Tourneurs de Stromae
Le couple ne s'est pas essayé qu'à l'appropriation de demeures exceptionnelles. Les deux sont déjà connus de la justice. Dans leur parcours, ils se sont faits passer pour les tourneurs de Stromae ou Robbie Williams, organisaient la tenue de concert, encaissaient les avances avant de disparaître dans la nature. Ils se sont aussi attaqués au rachat de club de football. Ils ont d'ailleurs été jugés à Lille en leur absence et devront comparaître à nouveau dans les prochaines semaines.
Grâce aux témoignages notamment des antiquaires à qui les meubles du château ont été vendus et à certains documents d'identité fournis par le couple, les gendarmes les identifient. Reste encore à les localiser tandis qu'ils vivent la plupart du temps sous alias.

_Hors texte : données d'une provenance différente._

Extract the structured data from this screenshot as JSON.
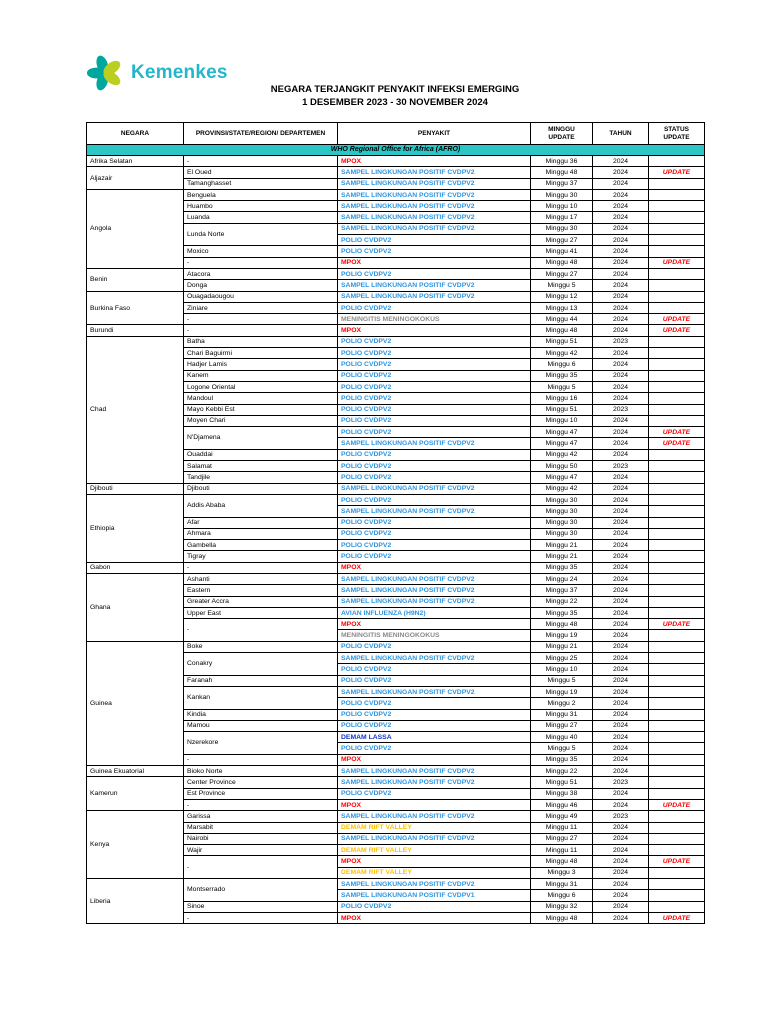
{
  "logo": {
    "brand": "Kemenkes",
    "brand_color": "#24B6CC",
    "petal_teal": "#00A79E",
    "petal_green": "#BCCF20"
  },
  "title": {
    "line1": "NEGARA TERJANGKIT PENYAKIT INFEKSI EMERGING",
    "line2": "1 DESEMBER 2023 - 30 NOVEMBER 2024"
  },
  "table": {
    "headers": [
      "NEGARA",
      "PROVINSI/STATE/REGION/ DEPARTEMEN",
      "PENYAKIT",
      "MINGGU UPDATE",
      "TAHUN",
      "STATUS UPDATE"
    ],
    "section_banner": "WHO Regional Office for Africa (AFRO)",
    "banner_bg": "#2CC6C6",
    "status_color": "#FF0000",
    "disease_colors": {
      "sampel": "#2E94E0",
      "polio": "#2E94E0",
      "avian": "#2E94E0",
      "lassa": "#1233CC",
      "mpox": "#FF0000",
      "rift": "#FFC000",
      "mening": "#8A8A8A"
    },
    "countries": [
      {
        "name": "Afrika Selatan",
        "rows": [
          {
            "province": "-",
            "disease": "MPOX",
            "type": "mpox",
            "week": "Minggu 36",
            "year": "2024",
            "status": ""
          }
        ]
      },
      {
        "name": "Aljazair",
        "rows": [
          {
            "province": "El Oued",
            "disease": "SAMPEL LINGKUNGAN POSITIF CVDPV2",
            "type": "sampel",
            "week": "Minggu 48",
            "year": "2024",
            "status": "UPDATE"
          },
          {
            "province": "Tamanghasset",
            "disease": "SAMPEL LINGKUNGAN POSITIF CVDPV2",
            "type": "sampel",
            "week": "Minggu 37",
            "year": "2024",
            "status": ""
          }
        ]
      },
      {
        "name": "Angola",
        "rows": [
          {
            "province": "Benguela",
            "disease": "SAMPEL LINGKUNGAN POSITIF CVDPV2",
            "type": "sampel",
            "week": "Minggu 30",
            "year": "2024",
            "status": ""
          },
          {
            "province": "Huambo",
            "disease": "SAMPEL LINGKUNGAN POSITIF CVDPV2",
            "type": "sampel",
            "week": "Minggu 10",
            "year": "2024",
            "status": ""
          },
          {
            "province": "Luanda",
            "disease": "SAMPEL LINGKUNGAN POSITIF CVDPV2",
            "type": "sampel",
            "week": "Minggu 17",
            "year": "2024",
            "status": ""
          },
          {
            "province": "Lunda Norte",
            "disease": "SAMPEL LINGKUNGAN POSITIF CVDPV2",
            "type": "sampel",
            "week": "Minggu 30",
            "year": "2024",
            "status": ""
          },
          {
            "province": null,
            "disease": "POLIO CVDPV2",
            "type": "polio",
            "week": "Minggu 27",
            "year": "2024",
            "status": ""
          },
          {
            "province": "Moxico",
            "disease": "POLIO CVDPV2",
            "type": "polio",
            "week": "Minggu 41",
            "year": "2024",
            "status": ""
          },
          {
            "province": "-",
            "disease": "MPOX",
            "type": "mpox",
            "week": "Minggu 48",
            "year": "2024",
            "status": "UPDATE"
          }
        ]
      },
      {
        "name": "Benin",
        "rows": [
          {
            "province": "Atacora",
            "disease": "POLIO CVDPV2",
            "type": "polio",
            "week": "Minggu 27",
            "year": "2024",
            "status": ""
          },
          {
            "province": "Donga",
            "disease": "SAMPEL LINGKUNGAN POSITIF CVDPV2",
            "type": "sampel",
            "week": "Minggu 5",
            "year": "2024",
            "status": ""
          }
        ]
      },
      {
        "name": "Burkina Faso",
        "rows": [
          {
            "province": "Ouagadaougou",
            "disease": "SAMPEL LINGKUNGAN POSITIF CVDPV2",
            "type": "sampel",
            "week": "Minggu 12",
            "year": "2024",
            "status": ""
          },
          {
            "province": "Ziniare",
            "disease": "POLIO CVDPV2",
            "type": "polio",
            "week": "Minggu 13",
            "year": "2024",
            "status": ""
          },
          {
            "province": "-",
            "disease": "MENINGITIS MENINGOKOKUS",
            "type": "mening",
            "week": "Minggu 44",
            "year": "2024",
            "status": "UPDATE"
          }
        ]
      },
      {
        "name": "Burundi",
        "rows": [
          {
            "province": "-",
            "disease": "MPOX",
            "type": "mpox",
            "week": "Minggu 48",
            "year": "2024",
            "status": "UPDATE"
          }
        ]
      },
      {
        "name": "Chad",
        "rows": [
          {
            "province": "Batha",
            "disease": "POLIO CVDPV2",
            "type": "polio",
            "week": "Minggu 51",
            "year": "2023",
            "status": ""
          },
          {
            "province": "Chari Baguirmi",
            "disease": "POLIO CVDPV2",
            "type": "polio",
            "week": "Minggu 42",
            "year": "2024",
            "status": ""
          },
          {
            "province": "Hadjer Lamis",
            "disease": "POLIO CVDPV2",
            "type": "polio",
            "week": "Minggu 6",
            "year": "2024",
            "status": ""
          },
          {
            "province": "Kanem",
            "disease": "POLIO CVDPV2",
            "type": "polio",
            "week": "Minggu 35",
            "year": "2024",
            "status": ""
          },
          {
            "province": "Logone Oriental",
            "disease": "POLIO CVDPV2",
            "type": "polio",
            "week": "Minggu 5",
            "year": "2024",
            "status": ""
          },
          {
            "province": "Mandoul",
            "disease": "POLIO CVDPV2",
            "type": "polio",
            "week": "Minggu 16",
            "year": "2024",
            "status": ""
          },
          {
            "province": "Mayo Kebbi Est",
            "disease": "POLIO CVDPV2",
            "type": "polio",
            "week": "Minggu 51",
            "year": "2023",
            "status": ""
          },
          {
            "province": "Moyen Chari",
            "disease": "POLIO CVDPV2",
            "type": "polio",
            "week": "Minggu 10",
            "year": "2024",
            "status": ""
          },
          {
            "province": "N'Djamena",
            "disease": "POLIO CVDPV2",
            "type": "polio",
            "week": "Minggu 47",
            "year": "2024",
            "status": "UPDATE"
          },
          {
            "province": null,
            "disease": "SAMPEL LINGKUNGAN POSITIF CVDPV2",
            "type": "sampel",
            "week": "Minggu 47",
            "year": "2024",
            "status": "UPDATE"
          },
          {
            "province": "Ouaddai",
            "disease": "POLIO CVDPV2",
            "type": "polio",
            "week": "Minggu 42",
            "year": "2024",
            "status": ""
          },
          {
            "province": "Salamat",
            "disease": "POLIO CVDPV2",
            "type": "polio",
            "week": "Minggu 50",
            "year": "2023",
            "status": ""
          },
          {
            "province": "Tandjile",
            "disease": "POLIO CVDPV2",
            "type": "polio",
            "week": "Minggu 47",
            "year": "2024",
            "status": ""
          }
        ]
      },
      {
        "name": "Djibouti",
        "rows": [
          {
            "province": "Djibouti",
            "disease": "SAMPEL LINGKUNGAN POSITIF CVDPV2",
            "type": "sampel",
            "week": "Minggu 42",
            "year": "2024",
            "status": ""
          }
        ]
      },
      {
        "name": "Ethiopia",
        "rows": [
          {
            "province": "Addis Ababa",
            "disease": "POLIO CVDPV2",
            "type": "polio",
            "week": "Minggu 30",
            "year": "2024",
            "status": ""
          },
          {
            "province": null,
            "disease": "SAMPEL LINGKUNGAN POSITIF CVDPV2",
            "type": "sampel",
            "week": "Minggu 30",
            "year": "2024",
            "status": ""
          },
          {
            "province": "Afar",
            "disease": "POLIO CVDPV2",
            "type": "polio",
            "week": "Minggu 30",
            "year": "2024",
            "status": ""
          },
          {
            "province": "Ahmara",
            "disease": "POLIO CVDPV2",
            "type": "polio",
            "week": "Minggu 30",
            "year": "2024",
            "status": ""
          },
          {
            "province": "Gambella",
            "disease": "POLIO CVDPV2",
            "type": "polio",
            "week": "Minggu 21",
            "year": "2024",
            "status": ""
          },
          {
            "province": "Tigray",
            "disease": "POLIO CVDPV2",
            "type": "polio",
            "week": "Minggu 21",
            "year": "2024",
            "status": ""
          }
        ]
      },
      {
        "name": "Gabon",
        "rows": [
          {
            "province": "-",
            "disease": "MPOX",
            "type": "mpox",
            "week": "Minggu 35",
            "year": "2024",
            "status": ""
          }
        ]
      },
      {
        "name": "Ghana",
        "rows": [
          {
            "province": "Ashanti",
            "disease": "SAMPEL LINGKUNGAN POSITIF CVDPV2",
            "type": "sampel",
            "week": "Minggu 24",
            "year": "2024",
            "status": ""
          },
          {
            "province": "Eastern",
            "disease": "SAMPEL LINGKUNGAN POSITIF CVDPV2",
            "type": "sampel",
            "week": "Minggu 37",
            "year": "2024",
            "status": ""
          },
          {
            "province": "Greater Accra",
            "disease": "SAMPEL LINGKUNGAN POSITIF CVDPV2",
            "type": "sampel",
            "week": "Minggu 22",
            "year": "2024",
            "status": ""
          },
          {
            "province": "Upper East",
            "disease": "AVIAN INFLUENZA (H9N2)",
            "type": "avian",
            "week": "Minggu 35",
            "year": "2024",
            "status": ""
          },
          {
            "province": "-",
            "disease": "MPOX",
            "type": "mpox",
            "week": "Minggu 48",
            "year": "2024",
            "status": "UPDATE"
          },
          {
            "province": null,
            "disease": "MENINGITIS MENINGOKOKUS",
            "type": "mening",
            "week": "Minggu 19",
            "year": "2024",
            "status": ""
          }
        ]
      },
      {
        "name": "Guinea",
        "rows": [
          {
            "province": "Boke",
            "disease": "POLIO CVDPV2",
            "type": "polio",
            "week": "Minggu 21",
            "year": "2024",
            "status": ""
          },
          {
            "province": "Conakry",
            "disease": "SAMPEL LINGKUNGAN POSITIF CVDPV2",
            "type": "sampel",
            "week": "Minggu 25",
            "year": "2024",
            "status": ""
          },
          {
            "province": null,
            "disease": "POLIO CVDPV2",
            "type": "polio",
            "week": "Minggu 10",
            "year": "2024",
            "status": ""
          },
          {
            "province": "Faranah",
            "disease": "POLIO CVDPV2",
            "type": "polio",
            "week": "Minggu 5",
            "year": "2024",
            "status": ""
          },
          {
            "province": "Kankan",
            "disease": "SAMPEL LINGKUNGAN POSITIF CVDPV2",
            "type": "sampel",
            "week": "Minggu 19",
            "year": "2024",
            "status": ""
          },
          {
            "province": null,
            "disease": "POLIO CVDPV2",
            "type": "polio",
            "week": "Minggu 2",
            "year": "2024",
            "status": ""
          },
          {
            "province": "Kindia",
            "disease": "POLIO CVDPV2",
            "type": "polio",
            "week": "Minggu 31",
            "year": "2024",
            "status": ""
          },
          {
            "province": "Mamou",
            "disease": "POLIO CVDPV2",
            "type": "polio",
            "week": "Minggu 27",
            "year": "2024",
            "status": ""
          },
          {
            "province": "Nzerekore",
            "disease": "DEMAM LASSA",
            "type": "lassa",
            "week": "Minggu 40",
            "year": "2024",
            "status": ""
          },
          {
            "province": null,
            "disease": "POLIO CVDPV2",
            "type": "polio",
            "week": "Minggu 5",
            "year": "2024",
            "status": ""
          },
          {
            "province": "-",
            "disease": "MPOX",
            "type": "mpox",
            "week": "Minggu 35",
            "year": "2024",
            "status": ""
          }
        ]
      },
      {
        "name": "Guinea Ekuatorial",
        "rows": [
          {
            "province": "Bioko Norte",
            "disease": "SAMPEL LINGKUNGAN POSITIF CVDPV2",
            "type": "sampel",
            "week": "Minggu 22",
            "year": "2024",
            "status": ""
          }
        ]
      },
      {
        "name": "Kamerun",
        "rows": [
          {
            "province": "Center Province",
            "disease": "SAMPEL LINGKUNGAN POSITIF CVDPV2",
            "type": "sampel",
            "week": "Minggu 51",
            "year": "2023",
            "status": ""
          },
          {
            "province": "Est Province",
            "disease": "POLIO CVDPV2",
            "type": "polio",
            "week": "Minggu 38",
            "year": "2024",
            "status": ""
          },
          {
            "province": "-",
            "disease": "MPOX",
            "type": "mpox",
            "week": "Minggu 46",
            "year": "2024",
            "status": "UPDATE"
          }
        ]
      },
      {
        "name": "Kenya",
        "rows": [
          {
            "province": "Garissa",
            "disease": "SAMPEL LINGKUNGAN POSITIF CVDPV2",
            "type": "sampel",
            "week": "Minggu 49",
            "year": "2023",
            "status": ""
          },
          {
            "province": "Marsabit",
            "disease": "DEMAM RIFT VALLEY",
            "type": "rift",
            "week": "Minggu 11",
            "year": "2024",
            "status": ""
          },
          {
            "province": "Nairobi",
            "disease": "SAMPEL LINGKUNGAN POSITIF CVDPV2",
            "type": "sampel",
            "week": "Minggu 27",
            "year": "2024",
            "status": ""
          },
          {
            "province": "Wajir",
            "disease": "DEMAM RIFT VALLEY",
            "type": "rift",
            "week": "Minggu 11",
            "year": "2024",
            "status": ""
          },
          {
            "province": "-",
            "disease": "MPOX",
            "type": "mpox",
            "week": "Minggu 48",
            "year": "2024",
            "status": "UPDATE"
          },
          {
            "province": null,
            "disease": "DEMAM RIFT VALLEY",
            "type": "rift",
            "week": "Minggu 3",
            "year": "2024",
            "status": ""
          }
        ]
      },
      {
        "name": "Liberia",
        "rows": [
          {
            "province": "Montserrado",
            "disease": "SAMPEL LINGKUNGAN POSITIF CVDPV2",
            "type": "sampel",
            "week": "Minggu 31",
            "year": "2024",
            "status": ""
          },
          {
            "province": null,
            "disease": "SAMPEL LINGKUNGAN POSITIF CVDPV1",
            "type": "sampel",
            "week": "Minggu 6",
            "year": "2024",
            "status": ""
          },
          {
            "province": "Sinoe",
            "disease": "POLIO CVDPV2",
            "type": "polio",
            "week": "Minggu 32",
            "year": "2024",
            "status": ""
          },
          {
            "province": "-",
            "disease": "MPOX",
            "type": "mpox",
            "week": "Minggu 48",
            "year": "2024",
            "status": "UPDATE"
          }
        ]
      }
    ]
  }
}
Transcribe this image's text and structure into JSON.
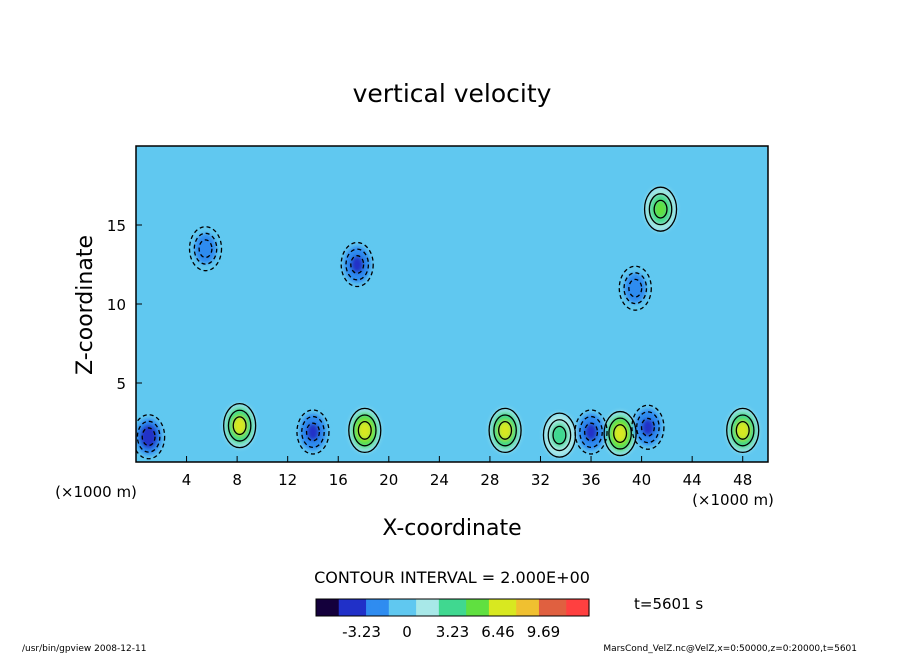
{
  "chart_data": {
    "type": "heatmap",
    "title": "vertical velocity",
    "xlabel": "X-coordinate",
    "ylabel": "Z-coordinate",
    "x_unit_left": "(×1000 m)",
    "x_unit_right": "(×1000 m)",
    "xlim": [
      0,
      50
    ],
    "ylim": [
      0,
      20
    ],
    "x_ticks": [
      4,
      8,
      12,
      16,
      20,
      24,
      28,
      32,
      36,
      40,
      44,
      48
    ],
    "y_ticks": [
      5,
      10,
      15
    ],
    "contour_interval": "CONTOUR INTERVAL = 2.000E+00",
    "colorbar_ticks": [
      "-3.23",
      "0",
      "3.23",
      "6.46",
      "9.69"
    ],
    "colorbar_range": [
      -6.46,
      12.92
    ],
    "time_label": "t=5601 s",
    "colormap": [
      "#14003c",
      "#2030c8",
      "#2f8cf0",
      "#60c8f0",
      "#a8e8e8",
      "#40d890",
      "#60e040",
      "#d8e820",
      "#f0c030",
      "#e06040",
      "#ff4040"
    ],
    "background_value": 0.0,
    "features": [
      {
        "kind": "updraft",
        "x": 8.2,
        "z": 2.3,
        "peak": 6.5
      },
      {
        "kind": "updraft",
        "x": 18.1,
        "z": 2.0,
        "peak": 7.0
      },
      {
        "kind": "updraft",
        "x": 29.2,
        "z": 2.0,
        "peak": 6.8
      },
      {
        "kind": "updraft",
        "x": 38.3,
        "z": 1.8,
        "peak": 7.2
      },
      {
        "kind": "updraft",
        "x": 48.0,
        "z": 2.0,
        "peak": 6.8
      },
      {
        "kind": "updraft",
        "x": 33.5,
        "z": 1.7,
        "peak": 3.5
      },
      {
        "kind": "updraft",
        "x": 41.5,
        "z": 16.0,
        "peak": 5.0
      },
      {
        "kind": "downdraft",
        "x": 1.0,
        "z": 1.6,
        "peak": -4.0
      },
      {
        "kind": "downdraft",
        "x": 14.0,
        "z": 1.9,
        "peak": -3.2
      },
      {
        "kind": "downdraft",
        "x": 36.0,
        "z": 1.9,
        "peak": -3.5
      },
      {
        "kind": "downdraft",
        "x": 40.5,
        "z": 2.2,
        "peak": -3.3
      },
      {
        "kind": "downdraft",
        "x": 17.5,
        "z": 12.5,
        "peak": -3.0
      },
      {
        "kind": "downdraft",
        "x": 39.5,
        "z": 11.0,
        "peak": -2.8
      },
      {
        "kind": "downdraft",
        "x": 5.5,
        "z": 13.5,
        "peak": -2.5
      }
    ]
  },
  "footer": {
    "left": "/usr/bin/gpview   2008-12-11",
    "right": "MarsCond_VelZ.nc@VelZ,x=0:50000,z=0:20000,t=5601"
  }
}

Ils sont finalement retrouvés leur trace sur l'île d'Oléron (Charente-Maritime) où ils occupaient là encore un logement sans payer le loyer. Une belle demeure estimée à 1,6 million d'euros, prétextant encore une fois un futur achat. Ils ont été interpellés mardi et jugé jeudi. Ils ont demandé un délai pour préparer leur défense dans l'attente d'une nouvelle audience prévue le 29 février.
Le couple a été placé en détention provisoire.